How do we keep watch for the Lord? How do we stay awake? To begin, we look to see where we find Jesus in our everyday lives, while also, staying alert to the promise that this world is not all there is.  That as Stanley Hauerwas and Will Willimon claim, we are resident aliens on this earth (from their book, Resident Aliens) and already living in the realm of the Kingdom of God.  Waiting for the Messiah means we should expect our everyday lives to be awakened by signs of the Spirit, when Jesus disrupts the formula for how circumstances yield outcomes, so that simple equations become multiplied, and we receive more than we deserve, and stuck places become redeemed.  When we thought we walked into a cave only to find it a tunnel with a light on the other side, when Jesus heals what feels most broken and opens what feels most closed.  When we let go, and forgive, and reconcile, all with a power beyond what we know ourselves capable of.  These are the signs that the Son of Man who comes in power and glory is working in our lives, for how else would we be as okay as we are, given the suffering that is part of each human life?  Or how else would we know that God’s power is at work in all the places we are still not okay, and our world is still not okay.  When Jesus returns in power and glory he will set up an everlasting kingdom like Isaiah 2 describes, peace to the nations, swords into ploughshares.  All through the power of Jesus, because when I look out into the world, I don’t see it happening any other way than Jesus working through the Spirit working through his people.  

It is part of being human to look for signs that this world and this realm of living is not all there is, that there is spirit and power to access from elsewhere, and for some this might come in the form of horoscopes and superstitions.  There was a whole lot of this on display in the DC area in October where basically all the Nats fans I knew, ourselves included, had certain beliefs about how where one sits, what one wears, what one eats or where one is when Howie Kendrick hits a grand slam, that actually influences the outcome of a game being played by professional athletes.  Anyone willing to admit to this?   I spent an inning or two in the bathroom of Game 7 before I could convince myself that I wasn’t controlling the game by my actions.  Looking for signs that there is power and connection, that there is something at work in our lives beyond what we can see, is common around us.   For Christians in Advent, it is a very specific reminder that the something beyond ourselves is from Jesus Christ, whose coming into the world signals that the ordinary can be extraordinarily filled with mercy and grace, and that Jesus power will never stop being at work in our lives until the day when he comes again in Glory or we join him in his, until the nations are at peace. 

The writer Kathleen Norris (actually it was Mary Anderson, in an Essay “Time’s Up” for the Christian Century from 2003) says that in response to a scripture like this, we are 

“to live with the intensity of last days while living our regular lives. 
End times call for tall towers of hope.
They call for a lightning speed reordering of priorities. 
End times call for alertness, sharpness.” 

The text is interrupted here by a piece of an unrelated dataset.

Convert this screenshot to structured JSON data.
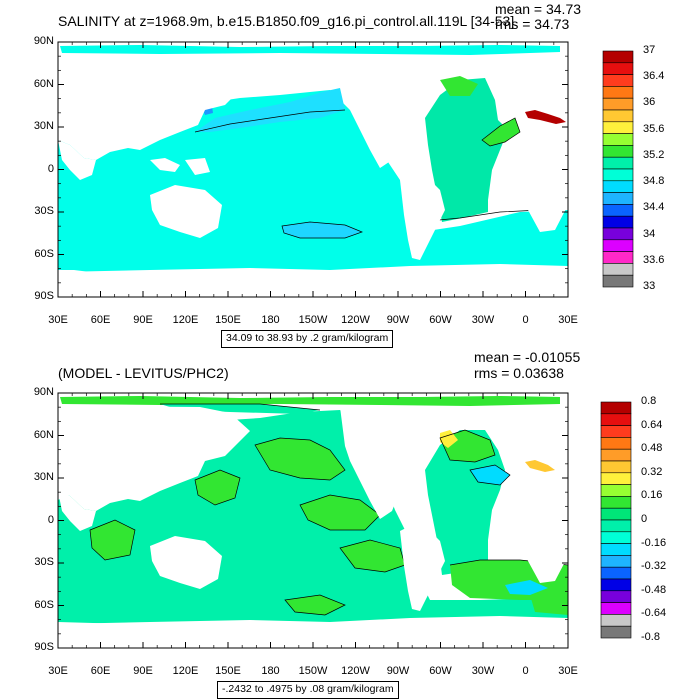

Our tall tower of hope comes from the chance we get again, in this first Sunday of Advent, to give our attention to Waiting for the Messiah.  Keep awake.  In this advent seasons, refuse to fall into absentmindedness, love in a way that resists all the distractions of this season, focus your attention on the Lord’s presence at the edges of our routine and draw Jesus closer in, remember that the ordinary is alive with miraculous possibility because this world is not all there is.  The good news is that we wait for a promise of the Messiah, who came and who is to come, and who is waiting for us to wake up, and will not give up his waiting on us, until we turn our attention more fully toward him.   To God alone, and his son our Savior, be the glory.